You must obtain our written approval of the site within 30 days following the signing the Franchise Agreement. We will use reasonable efforts to approve or disapprove your site within 30 days following our receipt of your approval request. If you and we are unable to come to an agreement on a site, and no other qualified site is found within 90 days following execution of the Franchise Agreement, we have the right to terminate the franchise. Any Initial Franchise Fee or Supplemental Franchise Fee paid to us is fully earned and is non-refundable.
What This Means (2024 FDD)
According to Aplus's 2024 Franchise Disclosure Document, the initial franchise fee of $15,000 is refundable under specific conditions. The fee is refundable if Aplus does not execute the franchise agreement for any reason. Additionally, the fee is refundable if Aplus is unable to fulfill certain obligations during the construction of a Leased APLUS Store. Otherwise, the initial franchise fee is considered fully earned upon receipt and is nonrefundable. This policy ensures that franchisees are not penalized if the agreement falls through or if Aplus fails to meet its construction obligations for leased stores.
Item 11 outlines Aplus's obligations during the construction phase, particularly concerning site selection. Aplus requires franchisees to obtain prior written approval for the store's location, considering factors such as demographics, accessibility, competition, traffic, and visibility. The franchisee must obtain written approval of the site within 30 days of signing the Franchise Agreement, and Aplus will use reasonable efforts to approve or disapprove the site within 30 days of receiving the approval request. If a mutually agreeable site cannot be found within 90 days of the Franchise Agreement's execution, Aplus has the right to terminate the franchise, at which point any Initial Franchise Fee or Supplemental Franchise Fee paid to Aplus is fully earned and is non-refundable.
The interplay between Item 5 and Item 11 highlights the importance of site selection and Aplus's role in the construction process. The refund condition in Item 5 protects franchisees when Aplus fails to meet its obligations during construction, but this protection appears to be limited to 'Leased APLUS Stores.' However, if the inability to find a suitable site leads to termination, the initial franchise fee is non-refundable, emphasizing the risk associated with site selection. This distinction underscores the need for prospective franchisees to carefully evaluate site selection criteria and understand the implications for both leased and non-leased locations.
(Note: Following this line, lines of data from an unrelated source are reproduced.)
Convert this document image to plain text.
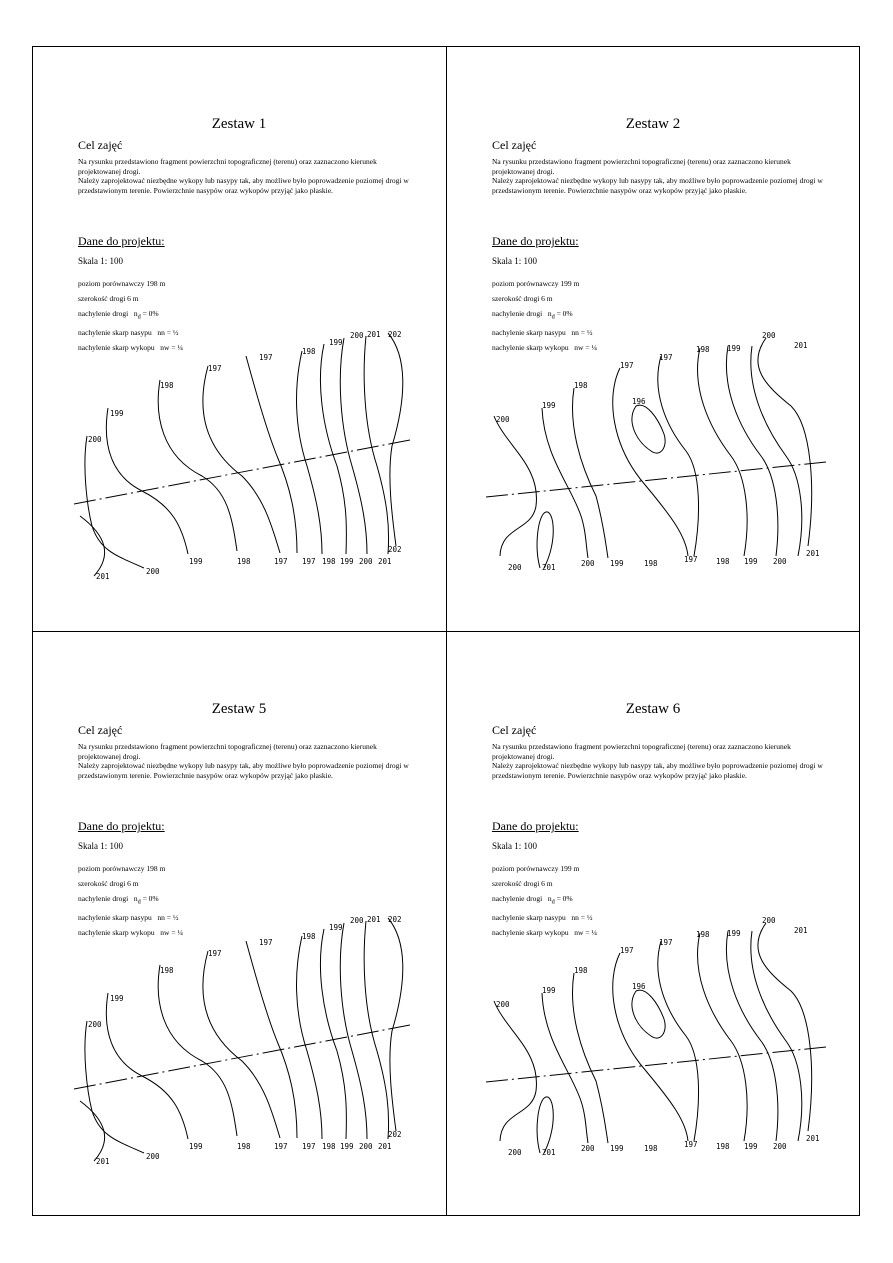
Zestaw 1
Cel zajęć

Na rysunku przedstawiono fragment powierzchni topograficznej (terenu) oraz zaznaczono kierunek projektowanej drogi.

Należy zaprojektować niezbędne wykopy lub nasypy tak, aby możliwe było poprowadzenie poziomej drogi w przedstawionym terenie. Powierzchnie nasypów oraz wykopów przyjąć jako płaskie.

Dane do projektu:
Skala 1: 100
poziom porównawczy 198 m
szerokość drogi 6 m
nachylenie drogi $n_d = 0\%$
nachylenie skarp nasypu nn = ½
nachylenie skarp wykopu nw = ¼
200
199
198
197
197
198
199
200 201 202
201
200
199	198	197 197 198 199 200 201
202
Zestaw 2
Cel zajęć

Na rysunku przedstawiono fragment powierzchni topograficznej (terenu) oraz zaznaczono kierunek projektowanej drogi.

Należy zaprojektować niezbędne wykopy lub nasypy tak, aby możliwe było poprowadzenie poziomej drogi w przedstawionym terenie. Powierzchnie nasypów oraz wykopów przyjąć jako płaskie.

Dane do projektu:
Skala 1: 100
poziom porównawczy 199 m
szerokość drogi 6 m
nachylenie drogi $n_d = 0\%$
nachylenie skarp nasypu nn = ½
nachylenie skarp wykopu nw = ¼
200
199
198
197
196
197
198 199
200
201
200	201	200 199	198	197 198 199 200
201
Zestaw 5
Cel zajęć

Na rysunku przedstawiono fragment powierzchni topograficznej (terenu) oraz zaznaczono kierunek projektowanej drogi.

Należy zaprojektować niezbędne wykopy lub nasypy tak, aby możliwe było poprowadzenie poziomej drogi w przedstawionym terenie. Powierzchnie nasypów oraz wykopów przyjąć jako płaskie.

Dane do projektu:
Skala 1: 100
poziom porównawczy 198 m
szerokość drogi 6 m
nachylenie drogi $n_d = 0\%$
nachylenie skarp nasypu nn = ½
nachylenie skarp wykopu nw = ¼
200
199
198
197
197
198
199
200 201 202
201
200
199	198	197 197 198 199 200 201
202
Zestaw 6
Cel zajęć

Na rysunku przedstawiono fragment powierzchni topograficznej (terenu) oraz zaznaczono kierunek projektowanej drogi.

Należy zaprojektować niezbędne wykopy lub nasypy tak, aby możliwe było poprowadzenie poziomej drogi w przedstawionym terenie. Powierzchnie nasypów oraz wykopów przyjąć jako płaskie.

Dane do projektu:
Skala 1: 100
poziom porównawczy 199 m
szerokość drogi 6 m
nachylenie drogi $n_d = 0\%$
nachylenie skarp nasypu nn = ½
nachylenie skarp wykopu nw = ¼
200
199
198
197
196
197
198 199
200
201
200	201	200 199	198	197 198 199 200
201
Prospective Aplus franchisees should clarify the specific obligations Aplus has during construction, especially for leased locations, to fully understand the conditions under which the initial franchise fee is refundable. They should also inquire about the criteria and process Aplus uses to evaluate and approve sites to mitigate the risk of termination due to site selection issues, which would result in the loss of the initial franchise fee. Understanding these aspects is crucial for making an informed investment decision.